Tamoxifen May Increase 2nd Breast Cancer Risk

Reported August 26, 2009

(Ivanhoe Newswire) – Treating breast cancer using hormonal therapy with drugs like tamoxifen has been shown to reduce the risk of dying from the disease, but a new study suggests it is not without risk.

While long-term tamoxifen use among breast cancer survivors decreases their risk of developing the more common, less aggressive type of second breast cancer, its use is also associated with a more than four-fold increase of a more aggressive, difficult-to-treat type of cancer in the breast opposite to that with the initial tumor.

Christopher Li, M.D., Ph.D., and colleagues at Fred Hutchinson Cancer Research Center in Seattle compared breast-cancer patients who received the estrogen-blocking drug tamoxifen to those who did not. They found that the drug was associated with a 60 percent reduction in estrogen receptor-positive, or ER positive, second breast cancer – the more common type, which is responsive to estrogen-blocking therapy.

Tamoxifen use also appeared to increase the risk of ER negative second cancer by 440 percent. “This is of concern, given the poorer prognosis of ER-negative tumors, which are also more difficult to treat,” Li, an associate member of the Hutchinson Center’s Public Health Sciences Division, is quoted as saying.

 

 

These findings confirmed earlier research by Li and colleagues. “The earlier study had a number of limitations. For example, we did not have information on the duration of tamoxifen therapy the women received,” Li said. “The current study is larger, is based on much more detailed data, and is the first study specifically designed to determine whether tamoxifen use among breast cancer survivors influences their risk of different types of second breast cancers.”

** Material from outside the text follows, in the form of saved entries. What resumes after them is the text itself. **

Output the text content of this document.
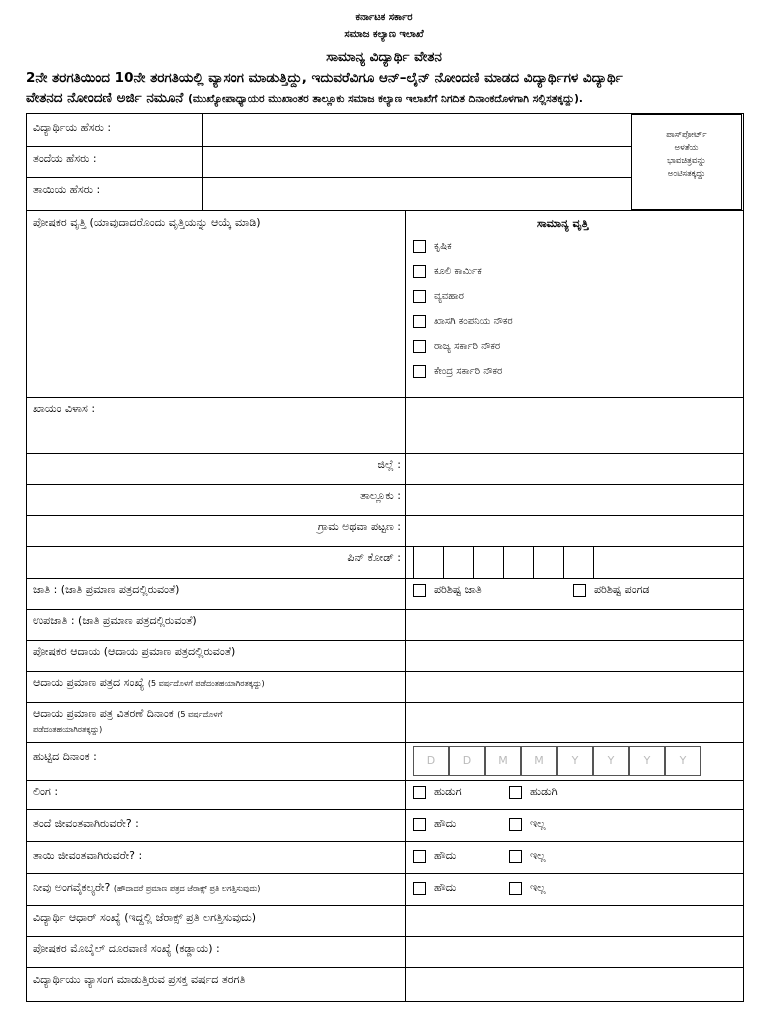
ಕರ್ನಾಟಕ ಸರ್ಕಾರ
ಸಮಾಜ ಕಲ್ಯಾಣ ಇಲಾಖೆ
ಸಾಮಾನ್ಯ ವಿದ್ಯಾರ್ಥಿ ವೇತನ
2ನೇ ತರಗತಿಯಿಂದ 10ನೇ ತರಗತಿಯಲ್ಲಿ ವ್ಯಾಸಂಗ ಮಾಡುತ್ತಿದ್ದು, ಇದುವರೆವಿಗೂ ಆನ್–ಲೈನ್ ನೋಂದಣಿ ಮಾಡದ ವಿದ್ಯಾರ್ಥಿಗಳ ವಿದ್ಯಾರ್ಥಿ
ವೇತನದ ನೋಂದಣಿ ಅರ್ಜಿ ನಮೂನೆ (ಮುಖ್ಯೋಪಾಧ್ಯಾಯರ ಮುಖಾಂತರ ತಾಲ್ಲೂಕು ಸಮಾಜ ಕಲ್ಯಾಣ ಇಲಾಖೆಗೆ ನಿಗದಿತ ದಿನಾಂಕದೊಳಗಾಗಿ ಸಲ್ಲಿಸತಕ್ಕದ್ದು).
ವಿದ್ಯಾರ್ಥಿಯ ಹೆಸರು :
ತಂದೆಯ ಹೆಸರು :
ತಾಯಿಯ ಹೆಸರು :
ಪಾಸ್‌ಪೋರ್ಟ್
ಅಳತೆಯ
ಭಾವಚಿತ್ರವನ್ನು
ಅಂಟಿಸತಕ್ಕದ್ದು
ಪೋಷಕರ ವೃತ್ತಿ (ಯಾವುದಾದರೊಂದು ವೃತ್ತಿಯನ್ನು ಆಯ್ಕೆ ಮಾಡಿ)	ಸಾಮಾನ್ಯ ವೃತ್ತಿ
ಕೃಷಿಕ
ಕೂಲಿ ಕಾರ್ಮಿಕ
ವ್ಯವಹಾರ
ಖಾಸಗಿ ಕಂಪನಿಯ ನೌಕರ
ರಾಜ್ಯ ಸರ್ಕಾರಿ ನೌಕರ
ಕೇಂದ್ರ ಸರ್ಕಾರಿ ನೌಕರ
ಖಾಯಂ ವಿಳಾಸ :
ಜಿಲ್ಲೆ :
ತಾಲ್ಲೂಕು :
ಗ್ರಾಮ ಅಥವಾ ಪಟ್ಟಣ :
ಪಿನ್ ಕೋಡ್ :
ಜಾತಿ : (ಜಾತಿ ಪ್ರಮಾಣ ಪತ್ರದಲ್ಲಿರುವಂತೆ)	ಪರಿಶಿಷ್ಟ ಜಾತಿ	ಪರಿಶಿಷ್ಟ ಪಂಗಡ
ಉಪಜಾತಿ : (ಜಾತಿ ಪ್ರಮಾಣ ಪತ್ರದಲ್ಲಿರುವಂತೆ)
ಪೋಷಕರ ಆದಾಯ (ಆದಾಯ ಪ್ರಮಾಣ ಪತ್ರದಲ್ಲಿರುವಂತೆ)
ಆದಾಯ ಪ್ರಮಾಣ ಪತ್ರದ ಸಂಖ್ಯೆ (5 ವರ್ಷದೊಳಗೆ ಪಡೆದಂತಹಯಾಗಿರತಕ್ಕದ್ದು)
ಆದಾಯ ಪ್ರಮಾಣ ಪತ್ರ ವಿತರಣೆ ದಿನಾಂಕ (5 ವರ್ಷದೊಳಗೆ
ಪಡೆದಂತಹಯಾಗಿರತಕ್ಕದ್ದು)
ಹುಟ್ಟಿದ ದಿನಾಂಕ :	D	D	M	M	Y	Y	Y	Y
ಲಿಂಗ :	ಹುಡುಗ	ಹುಡುಗಿ
ತಂದೆ ಜೀವಂತವಾಗಿರುವರೇ? :	ಹೌದು	ಇಲ್ಲ
ತಾಯಿ ಜೀವಂತವಾಗಿರುವರೇ? :	ಹೌದು	ಇಲ್ಲ
ನೀವು ಅಂಗವೈಕಲ್ಯರೇ? (ಹೌದಾದರೆ ಪ್ರಮಾಣ ಪತ್ರದ ಜೆರಾಕ್ಸ್ ಪ್ರತಿ ಲಗತ್ತಿಸುವುದು)	ಹೌದು	ಇಲ್ಲ
ವಿದ್ಯಾರ್ಥಿ ಆಧಾರ್ ಸಂಖ್ಯೆ (ಇದ್ದಲ್ಲಿ ಜೆರಾಕ್ಸ್ ಪ್ರತಿ ಲಗತ್ತಿಸುವುದು)
ಪೋಷಕರ ಮೊಬೈಲ್ ದೂರವಾಣಿ ಸಂಖ್ಯೆ (ಕಡ್ಡಾಯ) :
ವಿದ್ಯಾರ್ಥಿಯು ವ್ಯಾಸಂಗ ಮಾಡುತ್ತಿರುವ ಪ್ರಸಕ್ತ ವರ್ಷದ ತರಗತಿ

This new study assessed history of tamoxifen use among 1,103 breast cancer survivors from the Seattle-Puget Sound region who were initially diagnosed with ER-positive breast cancer between the ages of 40 and 79. Of these, 369 developed a second breast cancer. Nearly all of the women in the study who took hormonal therapy used tamoxifen specifically.

While the study confirmed a strong association between long-term tamoxifen therapy and an increased risk of ER-negative second cancer, it does not suggest that breast cancer survivors should stop taking hormone therapy to prevent a second cancer, Li said.

“It is clear that estrogen-blocking drugs like tamoxifen have important clinical benefits and have led to major improvements in breast cancer survival rates. However, these therapies have risks, and an increased risk of ER-negative second cancer may be one of them,” said Li. “Still, the benefits of this therapy are well established and doctors should continue to recommend hormonal therapy for breast cancer patients who can benefit from it.”